Delta vs Parquet - what are the differences?
Use Delta if you need ACID transactions like CREATE
, UPDATE
and DELETE
on your data lake. Use Parquet if you want
wider compatability with data tools.
The main advantage of Delta Lake over Parquet is that you can perform ACID transactions like CREATE
, UPDATE
and DELETE
. The
main disadvantage is that there is less support for Delta Lake than Parquet in data libraries and tooling.
What is Parquet
Parquet is a columnar file format that is useful for data analytics. The Parquet format is partly based on Google's Dremel paper. Dremel is the query engine that BigQuery was based on.

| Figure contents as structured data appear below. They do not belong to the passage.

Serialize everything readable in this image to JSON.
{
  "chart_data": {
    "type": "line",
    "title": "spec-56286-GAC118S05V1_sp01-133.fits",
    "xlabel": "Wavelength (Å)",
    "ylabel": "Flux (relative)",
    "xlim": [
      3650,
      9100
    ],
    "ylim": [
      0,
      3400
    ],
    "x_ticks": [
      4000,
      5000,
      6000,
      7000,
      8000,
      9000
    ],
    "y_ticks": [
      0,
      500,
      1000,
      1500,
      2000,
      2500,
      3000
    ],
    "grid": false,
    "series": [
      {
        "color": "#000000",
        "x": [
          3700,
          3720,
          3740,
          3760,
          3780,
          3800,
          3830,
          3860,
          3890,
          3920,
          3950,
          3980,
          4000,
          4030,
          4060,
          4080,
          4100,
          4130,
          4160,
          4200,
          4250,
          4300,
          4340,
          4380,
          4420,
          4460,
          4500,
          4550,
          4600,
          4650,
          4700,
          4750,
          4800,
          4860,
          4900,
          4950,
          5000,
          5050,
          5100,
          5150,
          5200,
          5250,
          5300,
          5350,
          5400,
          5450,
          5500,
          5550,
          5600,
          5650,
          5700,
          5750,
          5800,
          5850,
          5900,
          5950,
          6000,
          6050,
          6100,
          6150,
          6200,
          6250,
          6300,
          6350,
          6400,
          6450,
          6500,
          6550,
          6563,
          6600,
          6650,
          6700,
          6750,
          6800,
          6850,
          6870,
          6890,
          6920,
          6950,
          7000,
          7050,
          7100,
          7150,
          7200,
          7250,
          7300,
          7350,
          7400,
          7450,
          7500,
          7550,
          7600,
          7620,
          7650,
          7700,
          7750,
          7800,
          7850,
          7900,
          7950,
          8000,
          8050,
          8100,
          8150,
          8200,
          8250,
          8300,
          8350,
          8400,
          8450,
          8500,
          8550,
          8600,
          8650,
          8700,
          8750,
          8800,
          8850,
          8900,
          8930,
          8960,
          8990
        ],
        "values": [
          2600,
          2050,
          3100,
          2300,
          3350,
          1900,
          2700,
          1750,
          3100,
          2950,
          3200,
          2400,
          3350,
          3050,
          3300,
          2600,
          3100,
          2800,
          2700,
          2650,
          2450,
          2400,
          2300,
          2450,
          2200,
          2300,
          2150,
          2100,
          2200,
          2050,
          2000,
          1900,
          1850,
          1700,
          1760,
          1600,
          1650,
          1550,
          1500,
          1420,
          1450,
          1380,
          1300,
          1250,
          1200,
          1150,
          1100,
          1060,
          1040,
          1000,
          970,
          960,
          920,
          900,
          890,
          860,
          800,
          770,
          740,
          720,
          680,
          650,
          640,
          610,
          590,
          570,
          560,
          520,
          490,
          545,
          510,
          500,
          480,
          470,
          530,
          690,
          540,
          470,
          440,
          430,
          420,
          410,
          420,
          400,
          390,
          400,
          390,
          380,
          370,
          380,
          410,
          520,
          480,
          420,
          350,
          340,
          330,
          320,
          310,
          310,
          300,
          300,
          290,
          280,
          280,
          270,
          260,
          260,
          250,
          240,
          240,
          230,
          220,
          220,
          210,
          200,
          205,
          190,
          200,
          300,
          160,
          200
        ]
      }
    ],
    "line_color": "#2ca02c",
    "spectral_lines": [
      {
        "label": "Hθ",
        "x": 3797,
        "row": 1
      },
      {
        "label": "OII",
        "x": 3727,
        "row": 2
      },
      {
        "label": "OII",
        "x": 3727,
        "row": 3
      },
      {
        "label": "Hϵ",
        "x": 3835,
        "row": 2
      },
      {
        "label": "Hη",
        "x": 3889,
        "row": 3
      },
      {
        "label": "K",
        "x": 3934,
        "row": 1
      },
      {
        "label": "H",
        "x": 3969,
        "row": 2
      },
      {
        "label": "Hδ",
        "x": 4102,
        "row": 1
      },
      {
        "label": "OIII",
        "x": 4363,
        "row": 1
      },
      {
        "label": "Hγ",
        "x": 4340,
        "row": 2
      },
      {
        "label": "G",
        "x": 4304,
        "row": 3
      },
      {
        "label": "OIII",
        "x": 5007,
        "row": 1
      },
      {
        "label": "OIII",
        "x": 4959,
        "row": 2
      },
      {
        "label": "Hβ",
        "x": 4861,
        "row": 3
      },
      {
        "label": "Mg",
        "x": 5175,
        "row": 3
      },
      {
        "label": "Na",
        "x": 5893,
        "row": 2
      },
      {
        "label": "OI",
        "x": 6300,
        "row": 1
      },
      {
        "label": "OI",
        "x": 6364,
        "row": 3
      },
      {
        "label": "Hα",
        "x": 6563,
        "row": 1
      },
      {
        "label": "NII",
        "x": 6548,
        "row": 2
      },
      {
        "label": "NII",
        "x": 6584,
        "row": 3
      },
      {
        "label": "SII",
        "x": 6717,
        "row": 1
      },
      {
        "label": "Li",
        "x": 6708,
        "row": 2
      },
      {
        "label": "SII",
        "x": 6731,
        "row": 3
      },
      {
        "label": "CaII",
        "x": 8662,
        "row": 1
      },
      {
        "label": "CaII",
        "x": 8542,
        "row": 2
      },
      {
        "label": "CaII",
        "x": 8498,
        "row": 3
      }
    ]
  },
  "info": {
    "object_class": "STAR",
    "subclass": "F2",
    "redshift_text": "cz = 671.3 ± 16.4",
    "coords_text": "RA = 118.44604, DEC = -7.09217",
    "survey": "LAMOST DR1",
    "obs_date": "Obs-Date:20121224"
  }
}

Parquet files can be read and understood by a lot of different kinds of data systems including Clickhouse, Pandas, and Apache Spark.
You can open parquet files without writing code using this Parquet Viewer.
Parquet files are often used in data lakes because they compress really well and support predicate pushdown so they can be analyzed quickly.
Parquet files are immutable, which means that they cannot be updated. The only way to update a Parquet file is to overwrite it.
What is Delta Lake
Delta Lake is an extension to Parquet that adds
ACID transactions like CREATE
, UPDATE
and DELETE
.
Delta lake uses a transaction log to provide updates to Parquet files without completely overwriting everything. The transaction logs also enable features like time-travel, so you can do things like point-in-time data restore.
Delta lake files are still Parquet files, but they have specific metadata and are also read/written in specific ways.
To work with Delta Lake you will need to use a library or system that supports them.
The main disadvantage of Delta Lake compared to Parquet is that there is less support from libraries and data tooling.